Cuando está en juego el poder, el cargo, los votos; cuando lo que importa es ganar las elecciones, la banca parlamentaria o posicionarte ante un electorado, todo comienza a tambalear. En el mejor de los casos, aquellos políticos que hasta ese momento se esforzaban por mantener por lo menos algunas de sus promesas, se dejan ganar por aquel principio maquiavélico, que el fin justifica los medios.
Sucede con Cartes, que hace tiempo olvidó aquello de la meritocracia como criterio de nombramiento de funcionarios públicos; o su compromiso con la justicia cuando se trata de impuestos al tabaco o la soja, por dar algunos ejemplos. Y también aconteció esta semana –como en tantas otras– en el Parlamento, con la aprobación por parte de los senadores del proyecto que modifica la Ley de Administración Financiera del Estado, que pretende que el Poder Ejecutivo ya no pueda vetar el Presupuesto General de Gastos de la Nación.
Más allá de que por ley no se pueda eliminar una atribución constitucional de uno de los poderes del Estado, como lo indicaron constitucionalistas, se trata de una clara muestra de una ambición desmedida y una normativa poco seria de parte de los legisladores con relación al dinero de la gente. Los senadores saben muy bien que se trata de una medida peligrosa. Es suponer que los políticos, de este y otros periodos, sabrán moderarse a la hora de repartir y administrar plata ajena; es suponer que alguien –más aún en tiempo electoral– tendrá consideración del Estado y de sus ingresos reales, a la hora de incrementar los presupuestos o asignar aumentos salariales con fines prebendarios. Se trata de un abuso por parte de un poder que tiene la atribución, nada menos que de autoasignarse su sueldo sin requerir la aprobación de ninguna institución o autoridad.
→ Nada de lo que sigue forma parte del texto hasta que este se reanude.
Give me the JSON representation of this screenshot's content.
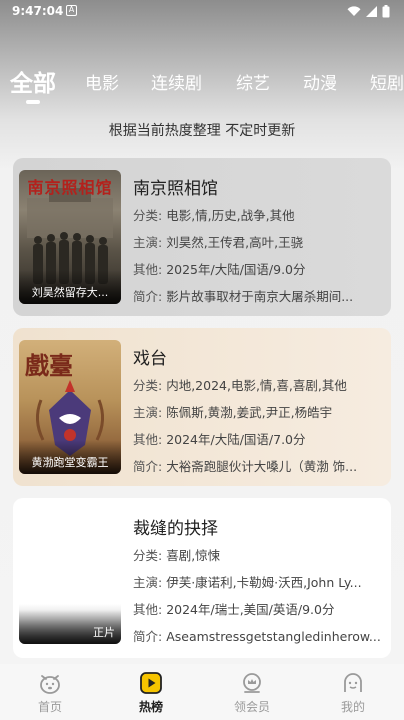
{
  "status": {
    "time": "9:47:04",
    "notif": "A"
  },
  "tabs": [
    "全部",
    "电影",
    "连续剧",
    "综艺",
    "动漫",
    "短剧"
  ],
  "subtitle": "根据当前热度整理 不定时更新",
  "labels": {
    "category": "分类: ",
    "cast": "主演: ",
    "other": "其他: ",
    "intro": "简介: "
  },
  "items": [
    {
      "title": "南京照相馆",
      "poster_title": "南京照相馆",
      "caption": "刘昊然留存大...",
      "category": "电影,情,历史,战争,其他",
      "cast": "刘昊然,王传君,高叶,王骁",
      "other": "2025年/大陆/国语/9.0分",
      "intro": "影片故事取材于南京大屠杀期间..."
    },
    {
      "title": "戏台",
      "poster_title": "戲臺",
      "caption": "黄渤跑堂变霸王",
      "category": "内地,2024,电影,情,喜,喜剧,其他",
      "cast": "陈佩斯,黄渤,姜武,尹正,杨皓宇",
      "other": "2024年/大陆/国语/7.0分",
      "intro": "大裕斋跑腿伙计大嗓儿（黄渤 饰..."
    },
    {
      "title": "裁缝的抉择",
      "caption": "正片",
      "category": "喜剧,惊悚",
      "cast": "伊芙·康诺利,卡勒姆·沃西,John Ly...",
      "other": "2024年/瑞士,美国/英语/9.0分",
      "intro": "Aseamstressgetstangledinherow..."
    }
  ],
  "nav": [
    {
      "label": "首页",
      "icon": "dog-face-icon"
    },
    {
      "label": "热榜",
      "icon": "play-square-icon"
    },
    {
      "label": "领会员",
      "icon": "crown-badge-icon"
    },
    {
      "label": "我的",
      "icon": "face-outline-icon"
    }
  ],
  "colors": {
    "nav_active_icon": "#f6c400",
    "text_dark": "#222222",
    "text_muted": "#9a9a9a"
  }
}
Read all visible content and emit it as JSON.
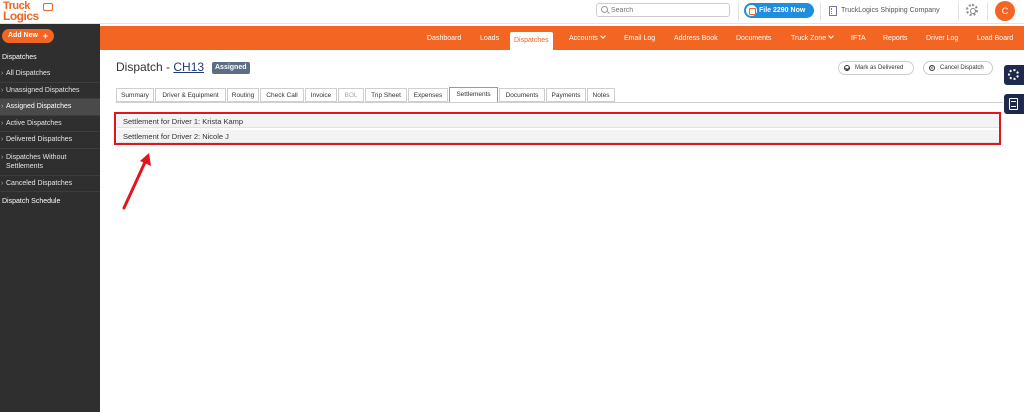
{
  "header": {
    "logo_line1": "Truck",
    "logo_line2": "Logics",
    "search_placeholder": "Search",
    "file2290_label": "File 2290 Now",
    "company_name": "TruckLogics Shipping Company",
    "avatar_initial": "C"
  },
  "sidebar": {
    "add_new_label": "Add New",
    "section_title": "Dispatches",
    "items": [
      {
        "label": "All Dispatches"
      },
      {
        "label": "Unassigned Dispatches"
      },
      {
        "label": "Assigned Dispatches",
        "active": true
      },
      {
        "label": "Active Dispatches"
      },
      {
        "label": "Delivered Dispatches"
      },
      {
        "label": "Dispatches Without Settlements"
      },
      {
        "label": "Canceled Dispatches"
      }
    ],
    "bottom_item": "Dispatch Schedule"
  },
  "nav": {
    "items": [
      {
        "label": "Dashboard"
      },
      {
        "label": "Loads"
      },
      {
        "label": "Dispatches",
        "active": true
      },
      {
        "label": "Accounts",
        "dropdown": true
      },
      {
        "label": "Email Log"
      },
      {
        "label": "Address Book"
      },
      {
        "label": "Documents"
      },
      {
        "label": "Truck Zone",
        "dropdown": true
      },
      {
        "label": "IFTA"
      },
      {
        "label": "Reports"
      },
      {
        "label": "Driver Log"
      },
      {
        "label": "Load Board"
      }
    ]
  },
  "page": {
    "title_prefix": "Dispatch - ",
    "dispatch_number": "CH13",
    "status": "Assigned",
    "mark_delivered_label": "Mark as Delivered",
    "cancel_dispatch_label": "Cancel Dispatch"
  },
  "tabs": [
    {
      "label": "Summary"
    },
    {
      "label": "Driver & Equipment"
    },
    {
      "label": "Routing"
    },
    {
      "label": "Check Call"
    },
    {
      "label": "Invoice"
    },
    {
      "label": "BOL",
      "disabled": true
    },
    {
      "label": "Trip Sheet"
    },
    {
      "label": "Expenses"
    },
    {
      "label": "Settlements",
      "active": true
    },
    {
      "label": "Documents"
    },
    {
      "label": "Payments"
    },
    {
      "label": "Notes"
    }
  ],
  "settlements": [
    "Settlement for Driver 1: Krista Kamp",
    "Settlement for Driver 2: Nicole J"
  ],
  "colors": {
    "brand_orange": "#f26522",
    "sidebar_bg": "#2f2f2f",
    "highlight_red": "#e3141c",
    "status_badge": "#5b6e84"
  }
}
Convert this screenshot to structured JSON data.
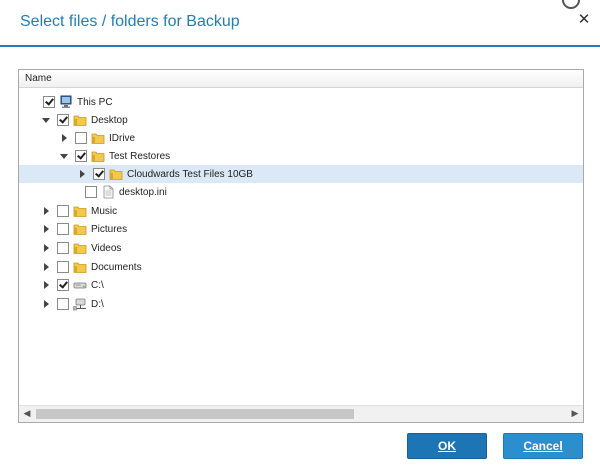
{
  "dialog": {
    "title": "Select files / folders for Backup",
    "close_glyph": "✕"
  },
  "tree": {
    "column_header": "Name",
    "rows": [
      {
        "label": "This PC",
        "icon": "computer-icon",
        "checked": true,
        "expander": "none",
        "selected": false
      },
      {
        "label": "Desktop",
        "icon": "folder-icon",
        "checked": true,
        "expander": "expanded",
        "selected": false
      },
      {
        "label": "IDrive",
        "icon": "folder-icon",
        "checked": false,
        "expander": "collapsed",
        "selected": false
      },
      {
        "label": "Test Restores",
        "icon": "folder-icon",
        "checked": true,
        "expander": "expanded",
        "selected": false
      },
      {
        "label": "Cloudwards Test Files 10GB",
        "icon": "folder-icon",
        "checked": true,
        "expander": "collapsed",
        "selected": true
      },
      {
        "label": "desktop.ini",
        "icon": "file-icon",
        "checked": false,
        "expander": "none",
        "selected": false
      },
      {
        "label": "Music",
        "icon": "folder-icon",
        "checked": false,
        "expander": "collapsed",
        "selected": false
      },
      {
        "label": "Pictures",
        "icon": "folder-icon",
        "checked": false,
        "expander": "collapsed",
        "selected": false
      },
      {
        "label": "Videos",
        "icon": "folder-icon",
        "checked": false,
        "expander": "collapsed",
        "selected": false
      },
      {
        "label": "Documents",
        "icon": "folder-icon",
        "checked": false,
        "expander": "collapsed",
        "selected": false
      },
      {
        "label": "C:\\",
        "icon": "drive-icon",
        "checked": true,
        "expander": "collapsed",
        "selected": false
      },
      {
        "label": "D:\\",
        "icon": "network-drive-icon",
        "checked": false,
        "expander": "collapsed",
        "selected": false
      }
    ],
    "scroll_left_glyph": "◀",
    "scroll_right_glyph": "▶"
  },
  "buttons": {
    "ok_label": "OK",
    "cancel_label": "Cancel"
  },
  "colors": {
    "accent": "#1f7fb4",
    "ok_button": "#1e75b3",
    "cancel_button": "#2b8fce",
    "selected_row": "#dbe9f6"
  }
}
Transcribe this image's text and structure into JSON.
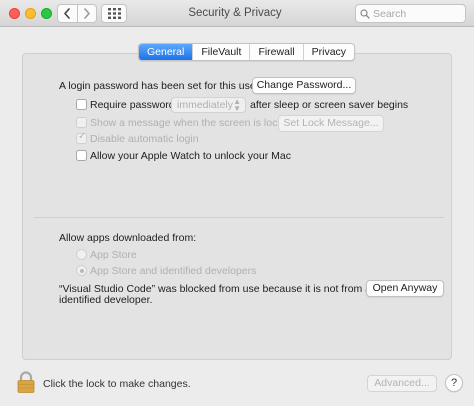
{
  "window": {
    "title": "Security & Privacy"
  },
  "search": {
    "placeholder": "Search"
  },
  "tabs": [
    {
      "label": "General",
      "active": true
    },
    {
      "label": "FileVault",
      "active": false
    },
    {
      "label": "Firewall",
      "active": false
    },
    {
      "label": "Privacy",
      "active": false
    }
  ],
  "general": {
    "login_password_text": "A login password has been set for this user",
    "change_password_button": "Change Password...",
    "require_password_label": "Require password",
    "require_password_checked": false,
    "require_password_delay": "immediately",
    "require_password_suffix": "after sleep or screen saver begins",
    "show_message_label": "Show a message when the screen is locked",
    "show_message_checked": false,
    "set_lock_message_button": "Set Lock Message...",
    "disable_auto_login_label": "Disable automatic login",
    "disable_auto_login_checked": true,
    "apple_watch_label": "Allow your Apple Watch to unlock your Mac",
    "apple_watch_checked": false
  },
  "downloads": {
    "heading": "Allow apps downloaded from:",
    "options": [
      {
        "label": "App Store",
        "selected": false
      },
      {
        "label": "App Store and identified developers",
        "selected": true
      }
    ],
    "blocked_message_line1": "“Visual Studio Code” was blocked from use because it is not from an",
    "blocked_message_line2": "identified developer.",
    "open_anyway_button": "Open Anyway"
  },
  "footer": {
    "lock_text": "Click the lock to make changes.",
    "advanced_button": "Advanced...",
    "help_button": "?"
  },
  "colors": {
    "accent": "#1c73e9",
    "lock_gold": "#d9a441"
  },
  "icons": [
    "back-icon",
    "forward-icon",
    "grid-icon",
    "search-icon",
    "lock-icon",
    "help-icon"
  ]
}
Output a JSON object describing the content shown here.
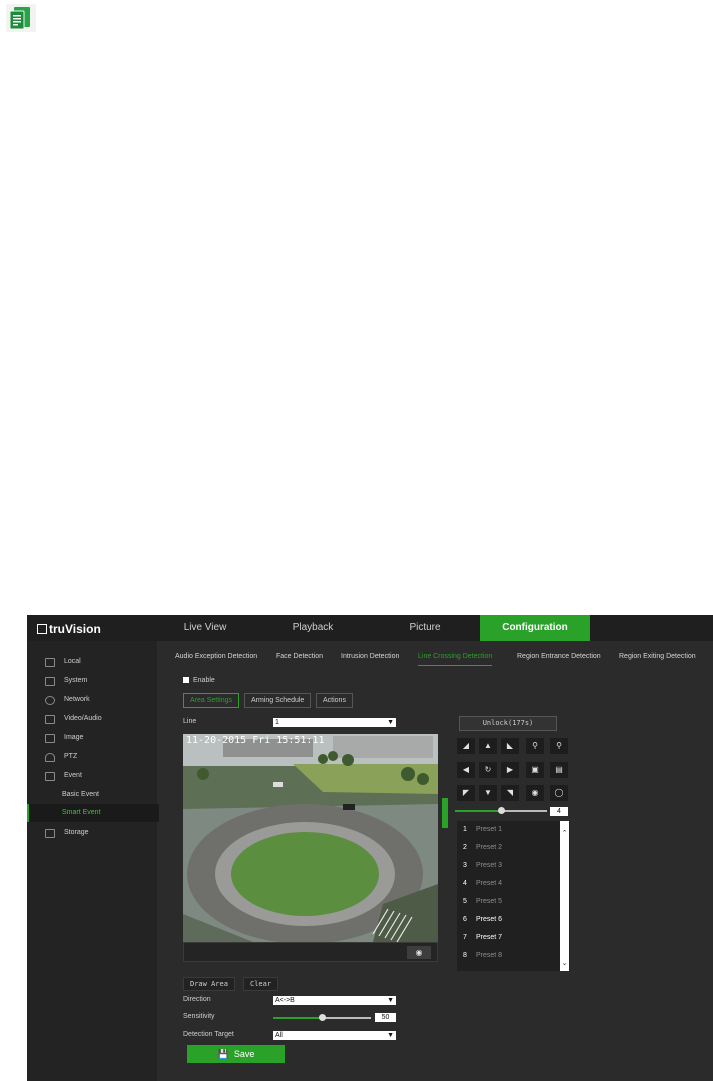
{
  "app": {
    "logo": "truVision"
  },
  "nav": [
    "Live View",
    "Playback",
    "Picture",
    "Configuration"
  ],
  "sidebar": [
    "Local",
    "System",
    "Network",
    "Video/Audio",
    "Image",
    "PTZ",
    "Event",
    "Basic Event",
    "Smart Event",
    "Storage"
  ],
  "tabs": [
    "Audio Exception Detection",
    "Face Detection",
    "Intrusion Detection",
    "Line Crossing Detection",
    "Region Entrance Detection",
    "Region Exiting Detection"
  ],
  "enable_label": "Enable",
  "subtabs": [
    "Area Settings",
    "Arming Schedule",
    "Actions"
  ],
  "line": {
    "label": "Line",
    "value": "1"
  },
  "video": {
    "timestamp": "11-20-2015  Fri 15:51:11"
  },
  "ptz": {
    "unlock": "Unlock(177s)",
    "speed": "4",
    "speed_fraction": 0.5
  },
  "presets": [
    {
      "num": "1",
      "name": "Preset 1"
    },
    {
      "num": "2",
      "name": "Preset 2"
    },
    {
      "num": "3",
      "name": "Preset 3"
    },
    {
      "num": "4",
      "name": "Preset 4"
    },
    {
      "num": "5",
      "name": "Preset 5"
    },
    {
      "num": "6",
      "name": "Preset 6"
    },
    {
      "num": "7",
      "name": "Preset 7"
    },
    {
      "num": "8",
      "name": "Preset 8"
    }
  ],
  "buttons": {
    "draw": "Draw Area",
    "clear": "Clear",
    "save": "Save"
  },
  "direction": {
    "label": "Direction",
    "value": "A<->B"
  },
  "sensitivity": {
    "label": "Sensitivity",
    "value": "50",
    "fraction": 0.5
  },
  "target": {
    "label": "Detection Target",
    "value": "All"
  },
  "colors": {
    "accent": "#2aa129",
    "background": "#2b2b2b"
  }
}
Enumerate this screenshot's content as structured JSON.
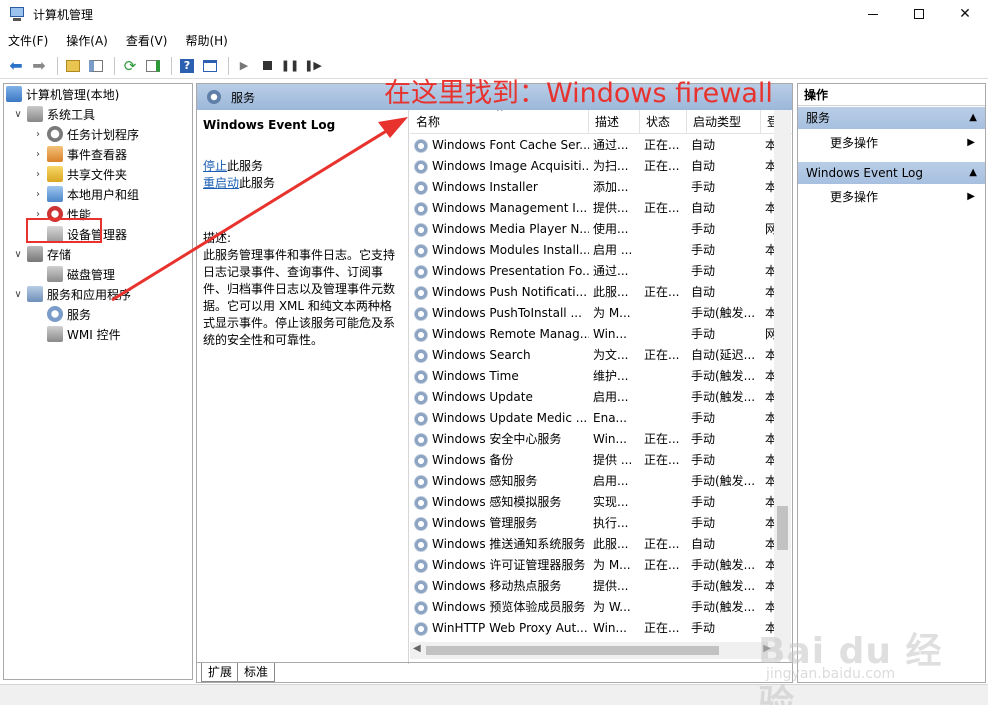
{
  "window": {
    "title": "计算机管理"
  },
  "menu": [
    "文件(F)",
    "操作(A)",
    "查看(V)",
    "帮助(H)"
  ],
  "tree": [
    {
      "label": "计算机管理(本地)",
      "exp": "",
      "icon": "computer-icon",
      "cls": "ic-comp",
      "level": 0
    },
    {
      "label": "系统工具",
      "exp": "∨",
      "icon": "tools-icon",
      "cls": "ic-tool",
      "level": 1
    },
    {
      "label": "任务计划程序",
      "exp": "›",
      "icon": "clock-icon",
      "cls": "ic-clock",
      "level": 2
    },
    {
      "label": "事件查看器",
      "exp": "›",
      "icon": "event-viewer-icon",
      "cls": "ic-event",
      "level": 2
    },
    {
      "label": "共享文件夹",
      "exp": "›",
      "icon": "shared-folder-icon",
      "cls": "ic-share",
      "level": 2
    },
    {
      "label": "本地用户和组",
      "exp": "›",
      "icon": "users-icon",
      "cls": "ic-users",
      "level": 2
    },
    {
      "label": "性能",
      "exp": "›",
      "icon": "performance-icon",
      "cls": "ic-perf",
      "level": 2
    },
    {
      "label": "设备管理器",
      "exp": "",
      "icon": "device-manager-icon",
      "cls": "ic-dev",
      "level": 2
    },
    {
      "label": "存储",
      "exp": "∨",
      "icon": "storage-icon",
      "cls": "ic-store",
      "level": 1
    },
    {
      "label": "磁盘管理",
      "exp": "",
      "icon": "disk-icon",
      "cls": "ic-disk",
      "level": 2
    },
    {
      "label": "服务和应用程序",
      "exp": "∨",
      "icon": "services-apps-icon",
      "cls": "ic-svcapp",
      "level": 1
    },
    {
      "label": "服务",
      "exp": "",
      "icon": "gear-icon",
      "cls": "ic-gear",
      "level": 2
    },
    {
      "label": "WMI 控件",
      "exp": "",
      "icon": "wmi-icon",
      "cls": "ic-wmi",
      "level": 2
    }
  ],
  "middle": {
    "header": "服务",
    "selected_service": "Windows Event Log",
    "stop_link": "停止",
    "stop_suffix": "此服务",
    "restart_link": "重启动",
    "restart_suffix": "此服务",
    "desc_label": "描述:",
    "desc_text": "此服务管理事件和事件日志。它支持日志记录事件、查询事件、订阅事件、归档事件日志以及管理事件元数据。它可以用 XML 和纯文本两种格式显示事件。停止该服务可能危及系统的安全性和可靠性。",
    "columns": [
      "名称",
      "描述",
      "状态",
      "启动类型",
      "登"
    ],
    "sort_indicator": "^",
    "rows": [
      [
        "Windows Font Cache Ser...",
        "通过...",
        "正在...",
        "自动",
        "本"
      ],
      [
        "Windows Image Acquisiti...",
        "为扫...",
        "正在...",
        "自动",
        "本"
      ],
      [
        "Windows Installer",
        "添加...",
        "",
        "手动",
        "本"
      ],
      [
        "Windows Management I...",
        "提供...",
        "正在...",
        "自动",
        "本"
      ],
      [
        "Windows Media Player N...",
        "使用...",
        "",
        "手动",
        "网"
      ],
      [
        "Windows Modules Install...",
        "启用 ...",
        "",
        "手动",
        "本"
      ],
      [
        "Windows Presentation Fo...",
        "通过...",
        "",
        "手动",
        "本"
      ],
      [
        "Windows Push Notificati...",
        "此服...",
        "正在...",
        "自动",
        "本"
      ],
      [
        "Windows PushToInstall ...",
        "为 M...",
        "",
        "手动(触发...",
        "本"
      ],
      [
        "Windows Remote Manag...",
        "Win...",
        "",
        "手动",
        "网"
      ],
      [
        "Windows Search",
        "为文...",
        "正在...",
        "自动(延迟...",
        "本"
      ],
      [
        "Windows Time",
        "维护...",
        "",
        "手动(触发...",
        "本"
      ],
      [
        "Windows Update",
        "启用...",
        "",
        "手动(触发...",
        "本"
      ],
      [
        "Windows Update Medic ...",
        "Ena...",
        "",
        "手动",
        "本"
      ],
      [
        "Windows 安全中心服务",
        "Win...",
        "正在...",
        "手动",
        "本"
      ],
      [
        "Windows 备份",
        "提供 ...",
        "正在...",
        "手动",
        "本"
      ],
      [
        "Windows 感知服务",
        "启用...",
        "",
        "手动(触发...",
        "本"
      ],
      [
        "Windows 感知模拟服务",
        "实现...",
        "",
        "手动",
        "本"
      ],
      [
        "Windows 管理服务",
        "执行...",
        "",
        "手动",
        "本"
      ],
      [
        "Windows 推送通知系统服务",
        "此服...",
        "正在...",
        "自动",
        "本"
      ],
      [
        "Windows 许可证管理器服务",
        "为 M...",
        "正在...",
        "手动(触发...",
        "本"
      ],
      [
        "Windows 移动热点服务",
        "提供...",
        "",
        "手动(触发...",
        "本"
      ],
      [
        "Windows 预览体验成员服务",
        "为 W...",
        "",
        "手动(触发...",
        "本"
      ],
      [
        "WinHTTP Web Proxy Aut...",
        "Win...",
        "正在...",
        "手动",
        "本"
      ]
    ],
    "tabs": [
      "扩展",
      "标准"
    ]
  },
  "annotation": "在这里找到：Windows firewall",
  "actions": {
    "title": "操作",
    "section1": "服务",
    "section1_item": "更多操作",
    "section2": "Windows Event Log",
    "section2_item": "更多操作"
  },
  "watermark": {
    "brand": "Bai du 经验",
    "sub": "jingyan.baidu.com"
  },
  "colors": {
    "annotation": "#e8322d",
    "header": "#b9cde6",
    "link": "#1a5fb4"
  }
}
Y aquí no es cuestión de propugnar una política inmaculada, donde nadie se comprometa por temor a ensuciarse las manos. Toda acción implica diálogo, consenso y la posibilidad del error. Por ello, en estos meses en que los políticos estarán a prueba más que nunca, vale observarlos sin fanatismos para reconocer lo que realmente son e identificar a aquellos capaces de acompañar propuestas de bien común, dejando de lado los colores, las presiones y las extremas ambiciones.